Leserbrief zum Thema Sterbehilfe-Debatte

Gerne teilen wir den Leserbrief von Dr. Elisabeth Medicus, der am 30. April 2021 in der Tiroler Tageszeitung erschienen ist. Dr. Elisabeth Medicus war viele Jahre als ärztliche Direktorin der Tiroler Hospiz-Gemeinschaft tätig.

Wenn ein Mensch einem anderen Menschen aus Mitleid dabei hilft, seinem Leben ein Ende zu setzen, sollte dieser Mensch nicht dafür bestraft werden. Das ist durch den Verfassungsgerichtshof klargestellt worden.

Doch daraus lässt sich nicht ableiten, dass der assistierte Suizid zu einer Dienstleistung wird, auf die es einen Anspruch gibt.

Selten wollen Menschen in der Situation einer schweren Erkrankung tatsächlich lieber sterben als weiterleben. Hinter dem Sterbewunsch stehen viele verschiedene Gründe und Motive. Dem entsprechend gibt viele verschiedene Möglichkeiten, damit umzugehen. Oft ändert sich dieser Wunsch durch eine Behandlung, durch soziale Umstände.
Manche Menschen hören auch einfach auf zu essen und zu trinken, wenn sie schwer krank und lebenssatt sind. Ich weiß, dass das nicht mit Leiden im Sinne von Hunger oder Durst oder Schmerzen verbunden ist; der Tod tritt meist nach Tagen oder wenigen Wochen ein. Diese Menschen nehmen die Verantwortung für ihr Sterben ganz auf sich. Freilich brauchen auch sie eine sorgende und gewährende Umgebung für diese Entscheidung.

Ein differenziertes Wissen um diese Fragen ist noch nicht verbreitet. Wenn in einer Umfrage nicht zwischen assistiertem Suizid, Tötung auf Verlangen, Therapiebegrenzung, Therapien am Lebensende mit dem Risiko einer Lebensverkürzung unterschieden wird, so sind die Antworten darauf nur sehr bedingt brauchbar. Sowohl die Fragen als auch die Antworten zeigen, dass es noch viel Aufklärungs- und Informationsbedarf gibt. Derzeit fehlen die Wissensgrundlagen für einen gesellschaftlich tragfähigen Konsens.

Laut der kürzlich veröffentlichten Umfrage der Gesellschaft für Humanes Sterben sehen zwei Drittel der Befragten Sterbehilfe in der Hand der Ärztinnen und Ärzten, ohne dass präzisiert wird, was hier mit Sterbehilfe gemeint ist. Längst praktizieren Ärzte und Ärztinnen Sterbehilfe: indem sie Therapien begrenzen oder gar nicht beginnen, indem sie Leiden im Sterben lindern, als Begleitung im Sterben. Wenn körperliches Leiden nur gelindert werden kann mit dem Risiko, das Leben zu verkürzen, so ist das legitim, ja, angezeigt, aber es bedarf immer einer sorgfältigen Abwägung, übrigens nicht nur in der Situation am Lebensende, im Grunde bei jedem Eingriff in den Körper, bei jedem Medikament.
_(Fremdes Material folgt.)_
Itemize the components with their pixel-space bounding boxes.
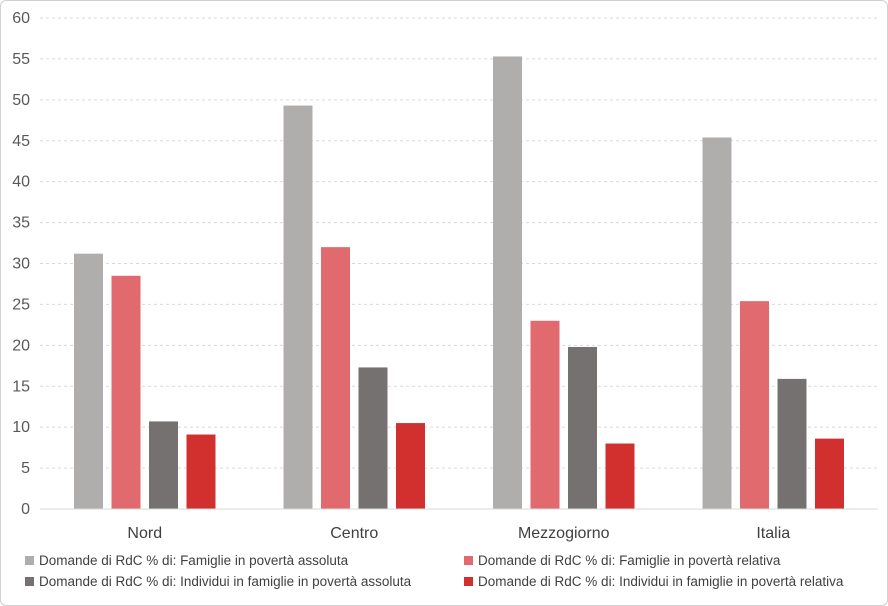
x-category-label: Nord (127, 525, 162, 542)
y-tick-label: 60 (12, 10, 30, 27)
bar-mezzogiorno-series-4 (605, 443, 635, 509)
x-category-label: Mezzogiorno (518, 525, 610, 542)
legend-label: Domande di RdC % di: Famiglie in povertà… (39, 553, 349, 568)
bar-nord-series-2 (111, 275, 141, 509)
y-tick-label: 50 (12, 92, 30, 109)
bar-centro-series-3 (358, 367, 388, 509)
y-tick-label: 55 (12, 51, 30, 68)
bar-nord-series-1 (74, 253, 103, 509)
bar-italia-series-1 (702, 137, 732, 509)
bar-centro-series-2 (321, 247, 350, 509)
legend-swatch (25, 556, 34, 565)
bar-nord-series-3 (149, 421, 178, 509)
y-tick-label: 40 (12, 174, 30, 191)
bar-italia-series-3 (777, 378, 807, 509)
legend-label: Domande di RdC % di: Famiglie in povertà… (478, 553, 781, 568)
y-tick-label: 25 (12, 296, 30, 313)
y-tick-label: 0 (21, 501, 30, 518)
bar-centro-series-1 (283, 105, 313, 509)
x-axis: Nord Centro Mezzogiorno Italia (40, 508, 878, 542)
bar-mezzogiorno-series-2 (530, 320, 560, 509)
bar-nord-series-4 (186, 434, 216, 509)
x-category-label: Italia (756, 525, 790, 542)
y-tick-label: 20 (12, 337, 30, 354)
bars (74, 56, 844, 509)
legend: Domande di RdC % di: Famiglie in povertà… (25, 553, 844, 589)
legend-swatch (25, 577, 34, 586)
y-axis: 0 5 10 15 20 25 30 35 40 45 50 55 60 (12, 10, 30, 518)
x-category-label: Centro (330, 525, 378, 542)
y-tick-label: 15 (12, 378, 30, 395)
legend-swatch (464, 556, 473, 565)
y-tick-label: 30 (12, 256, 30, 273)
legend-label: Domande di RdC % di: Individui in famigl… (478, 574, 844, 589)
y-tick-label: 10 (12, 419, 30, 436)
bar-italia-series-4 (815, 438, 844, 509)
bar-mezzogiorno-series-3 (568, 346, 597, 509)
y-tick-label: 45 (12, 133, 30, 150)
bar-mezzogiorno-series-1 (493, 56, 522, 509)
legend-label: Domande di RdC % di: Individui in famigl… (39, 574, 412, 589)
bar-centro-series-4 (396, 423, 425, 509)
legend-swatch (464, 577, 473, 586)
y-tick-label: 5 (21, 460, 30, 477)
gridlines (40, 17, 878, 469)
bar-italia-series-2 (740, 301, 769, 509)
y-tick-label: 35 (12, 215, 30, 232)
Alles Leiden der Welt zu lindern, kann die Medizin freilich nicht. Das Gefühl der Einsamkeit zu lindern, einander im Angewiesen-Sein zu unterstützen – das zum Beispiel sind gesellschaftliche Aufgaben.

Für den assistierten Suizid gibt es keinen vernünftigen medizinischen Grund. Es mag die höchstpersönliche Entscheidung aus Mitleid geben, einem anderen Menschen anders nicht helfen zu können. Dass diese äußerste Hilfe nicht mehr bestraft wird, lässt sich als Fortschritt begreifen: mit Menschen, die in schwierigen Situationen Mitleid zeigen, soll die Gesellschaft gut umgehen.
Jetzt brauchen wir alle guten Kräfte für Schutzregelungen, die eine Haltung der Sorge füreinander fördern und die verhindern, dass die Mitwirkung an der Selbsttötung zu einer normalen Hilfeleistung oder gar zu einer Dienstleistung im Gesundheitswesen wird.

Elisabeth Medicus, Dr. med. univ., Ärztin für Allgemeinmedizin, Spezialisierung in Palliativmedizin

Elisabeth Medicus war als Ärztliche Leiterin wesentlich am Aufbau der Tiroler Hospiz-Gemeinschaft beteiligt.